The court battle, the Post reported, will likely take a long time:

Several Democrats involved in oversight, including Rep. Daniel Kildee (Mich.) of the Ways and Means Committee, see a long path to getting a final court decision, even if they expect to win in the end. Trevor N. McFadden, a Trump-appointed judge who was assigned the case in July, will hear the case first, and any decision is likely to be appealed to higher courts, up to the Supreme Court.

For it to be resolved by fall 2020 would amount to Democrats drawing a possible but improbable legal “perfect straight,” according to Harry Sandick, former assistant U.S. attorney for the Southern District of New York.

It seems a complete waste of time to take an issue up the Supreme Court when the law is so obviously clear, and where the issue at stake is Trump’s own uniquely corrupt presidency. But just because the law is clear, we shouldn’t assume that the right-wing justices won’t side with the president out of pure partisanship, even if they dress up their arguments with legal formalities.

And while Trump deserves most the blame for pushing his administration into defending a lawless and corrupt position, Democrats — Neal most of all — are also worthy of criticism for dragging their feet on the issue. Demanding Trump’s tax returns could have been one of his first acts upon taking control of the committee, but instead he waited, and wasted, months. And according to the Post, he’s shown private reluctance about fighting the president on this issue:

Neal’s discomfort in confronting the Trump administration has been apparent in internal meetings of the Democrats on the Ways and Means Committee, according to the House Democrat involved in oversight and an aide to a House lawmaker on the committee speaking on the condition of anonymity to talk candidly without fear of professional repercussions. When discussing the subject of the tax returns, Neal frequently tells stories of bipartisan cooperation under former Ways and Means Committee leaders, particularly Rep. Dan Rostenkowski (D-Ill.), pining for an era of political comity that others on the committee believe no longer exists, these people said.
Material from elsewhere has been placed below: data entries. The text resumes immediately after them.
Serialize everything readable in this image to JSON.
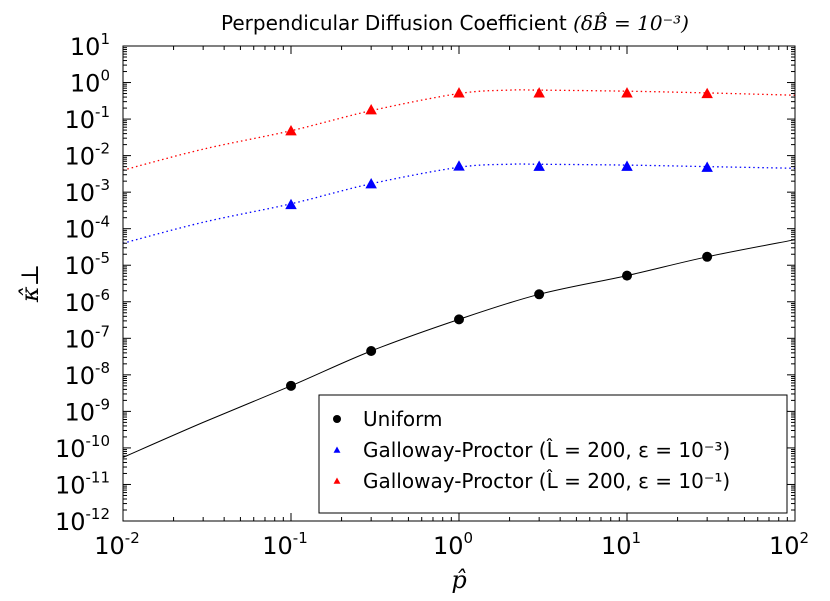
{
  "chart_data": {
    "type": "scatter",
    "title": "Perpendicular Diffusion Coefficient (δB̂ = 10⁻³)",
    "title_main": "Perpendicular Diffusion Coefficient",
    "title_math": "(δB̂ = 10⁻³)",
    "xlabel": "p̂",
    "ylabel": "κ̂⊥",
    "xscale": "log",
    "yscale": "log",
    "xlim": [
      0.01,
      100
    ],
    "ylim": [
      1e-12,
      10
    ],
    "x_tick_exponents": [
      -2,
      -1,
      0,
      1,
      2
    ],
    "y_tick_exponents": [
      -12,
      -11,
      -10,
      -9,
      -8,
      -7,
      -6,
      -5,
      -4,
      -3,
      -2,
      -1,
      0,
      1
    ],
    "tick_base": "10",
    "grid": false,
    "legend_position": "lower-right",
    "series": [
      {
        "name": "Uniform",
        "legend_label": "Uniform",
        "marker": "circle",
        "color": "#000000",
        "x": [
          0.1,
          0.3,
          1,
          3,
          10,
          30
        ],
        "y": [
          5e-09,
          4.5e-08,
          3.3e-07,
          1.6e-06,
          5.2e-06,
          1.7e-05
        ],
        "fit_line": {
          "style": "solid",
          "x": [
            0.01,
            0.03,
            0.1,
            0.3,
            1,
            3,
            10,
            30,
            100
          ],
          "y": [
            5.5e-11,
            5e-10,
            5e-09,
            4.5e-08,
            3.3e-07,
            1.6e-06,
            5.2e-06,
            1.7e-05,
            5e-05
          ]
        }
      },
      {
        "name": "Galloway-Proctor (L̂ = 200, ε = 10⁻³)",
        "legend_label": "Galloway-Proctor (L̂ = 200, ε = 10⁻³)",
        "marker": "triangle",
        "color": "#0000ff",
        "x": [
          0.1,
          0.3,
          1,
          3,
          10,
          30
        ],
        "y": [
          0.00046,
          0.0017,
          0.0052,
          0.0051,
          0.0051,
          0.0048
        ],
        "fit_line": {
          "style": "dotted",
          "x": [
            0.01,
            0.03,
            0.1,
            0.3,
            1,
            2,
            3,
            10,
            30,
            100
          ],
          "y": [
            4e-05,
            0.00015,
            0.00048,
            0.0017,
            0.0048,
            0.0058,
            0.0058,
            0.0055,
            0.005,
            0.0045
          ]
        }
      },
      {
        "name": "Galloway-Proctor (L̂ = 200, ε = 10⁻¹)",
        "legend_label": "Galloway-Proctor (L̂ = 200, ε = 10⁻¹)",
        "marker": "triangle",
        "color": "#ff0000",
        "x": [
          0.1,
          0.3,
          1,
          3,
          10,
          30
        ],
        "y": [
          0.048,
          0.18,
          0.52,
          0.52,
          0.52,
          0.5
        ],
        "fit_line": {
          "style": "dotted",
          "x": [
            0.01,
            0.03,
            0.1,
            0.3,
            1,
            2,
            3,
            10,
            30,
            100
          ],
          "y": [
            0.004,
            0.015,
            0.048,
            0.17,
            0.5,
            0.62,
            0.62,
            0.58,
            0.52,
            0.45
          ]
        }
      }
    ]
  }
}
Perhaps the most frustrating part the whole episode is that New York passed a law that would give the chairman that right to request Trump’s state tax returns. The Post reported:

For 15 days after that legislation passed, Neal could have had Trump’s state returns on a direct flight from Albany to Washington, said Daniel Hemel, a law professor at the University of Chicago. But that window closed after Trump’s personal attorneys sued New York to block the law July 23. On Aug. 1, a federal judge ordered New York not to release those returns while the lawsuit is pending.

It’s difficult to judge a lawmaker purely on one anonymously sourced report, but these descriptions of Neal paint the picture of a man not up to the task of holding Trump accountable. Trump is willing to break all the rules to get what he wants; Democrats should at least be aggressive within the rules when trying to counter him.